Kammerkonzerte Langenthal
Laudatorin Nathalie Scheibli schilderte, wie Eva Lüthi schon als Achtjährige Cello-Unterricht an der Musikschule Langenthal erhalten habe. Während der Zeit am Gymnasium Langenthal habe Eva Lüthi bei Marek Jerie in Basel Unterricht genossen, ehe sie ihr Studium am Konservatorium in Luzern begann und Förderpreise einheimste. In Holland habe sie «schrecklich» Heimweg gehabt, aber wichtige musikalische Impulse erhalten. Danach wechselte Eva Lüthi ans Konservatorium Winterthur in die Klasse von Thomas Grossenbacher, dem Solo-Cellisten des Tonhalle-Orchesters Zürich, wo sie ihr Studium mit dem Konzert- und Solistendiplom abschloss. Grossenbacher sei jener Lehrer gewesen, der sie am allermeisten geprägt und sie sehr gut aufs Berufsleben vorbereitet habe. Zu ihrer ersten festen Anstellung kam sie 2001 beim Luzerner Sinfonieorchester – und seit über 10 Jahren ist sie Mitglied des Berner Sinfonieorchesters. Vor fast 20 Jahren gründete sie nach der Devise «Drei Frauen, drei Nationen, eine Leidenschaft» das Norea Trio.
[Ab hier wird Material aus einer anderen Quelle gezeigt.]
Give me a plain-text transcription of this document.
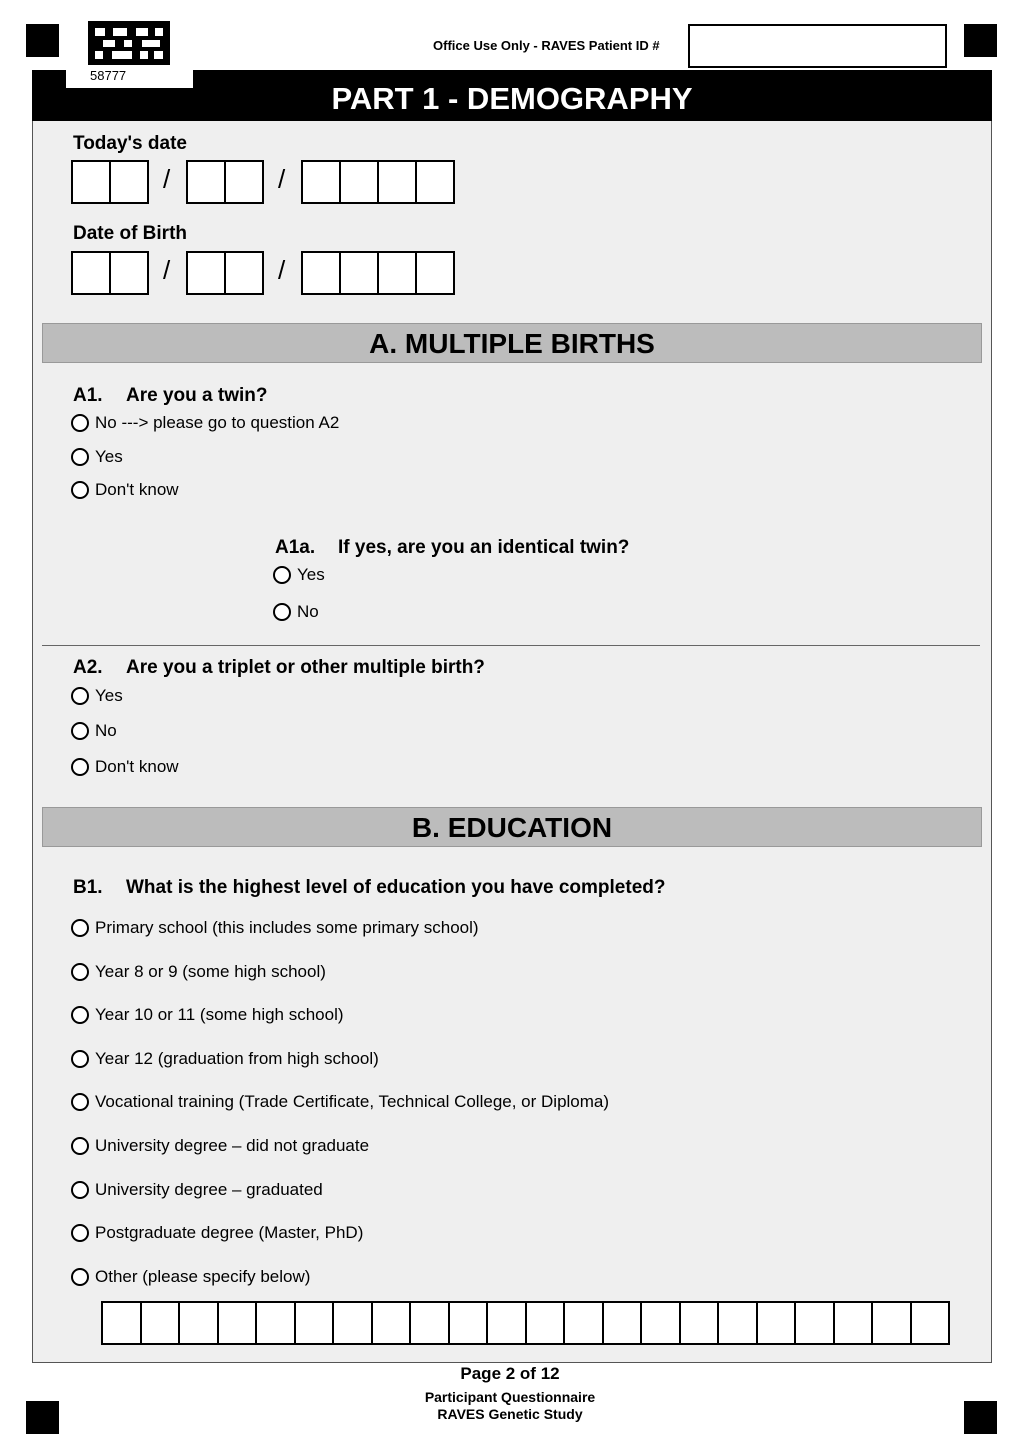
58777
Office Use Only - RAVES Patient ID #
PART 1 - DEMOGRAPHY
Today's date
/	/
Date of Birth
/	/
A. MULTIPLE BIRTHS
A1. Are you a twin?
No ---> please go to question A2
Yes
Don't know
A1a. If yes, are you an identical twin?
Yes
No
A2. Are you a triplet or other multiple birth?
Yes
No
Don't know
B. EDUCATION
B1. What is the highest level of education you have completed?
Primary school (this includes some primary school)
Year 8 or 9 (some high school)
Year 10 or 11 (some high school)
Year 12 (graduation from high school)
Vocational training (Trade Certificate, Technical College, or Diploma)
University degree – did not graduate
University degree – graduated
Postgraduate degree (Master, PhD)
Other (please specify below)
Page 2 of 12
Participant Questionnaire
RAVES Genetic Study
Vor drei Jahren wurde Eva Lüthi künstlerische Leiterin der Kammerkonzerte Langenthal. Sie wohnt mit ihrer Familie in Bern. Ihr Mann, der in Bützberg aufgewachsene Philipp Dubach, arbeitet als Sozialwissenschafter. Ihr achtjähriger Sohn Sebastian besucht die zweite Klasse und spielt Saxofon.
Orchesterprobe statt Kindergarten
Nun trat Caroline Rothacher, politisches Mitglied der Kulturkommission, ans Rednerpult, um die Verdienste von Núria Rodríguez zu würdigen. Die Laudatio begann sie mit jener Zeit, als Núria Rodríguez fünfjährig war, es in der neuen Wohngemeinde nicht genügend Kindergartenplätze gab und sie dadurch jeden Morgen frei hatte. Da nahm sie ihre Mutter, eine Berufsgeigerin, morgens jeweils kurzerhand in die Orchesterprobe mit. Für Núria Rodríguez waren diese Vormittage, an denen sie Musik hörte, Orchestermitglieder und Dirigenten beobachtete, eine sehr glückliche Zeit. Sie spielte zwar seit der ersten Klasse Giege, doch daneben hatten auch andere Dinge wie Badminton (Berner Meistertitel) sowie das Studium von Italienisch, Geschichte und Medienwissenschaften Platz.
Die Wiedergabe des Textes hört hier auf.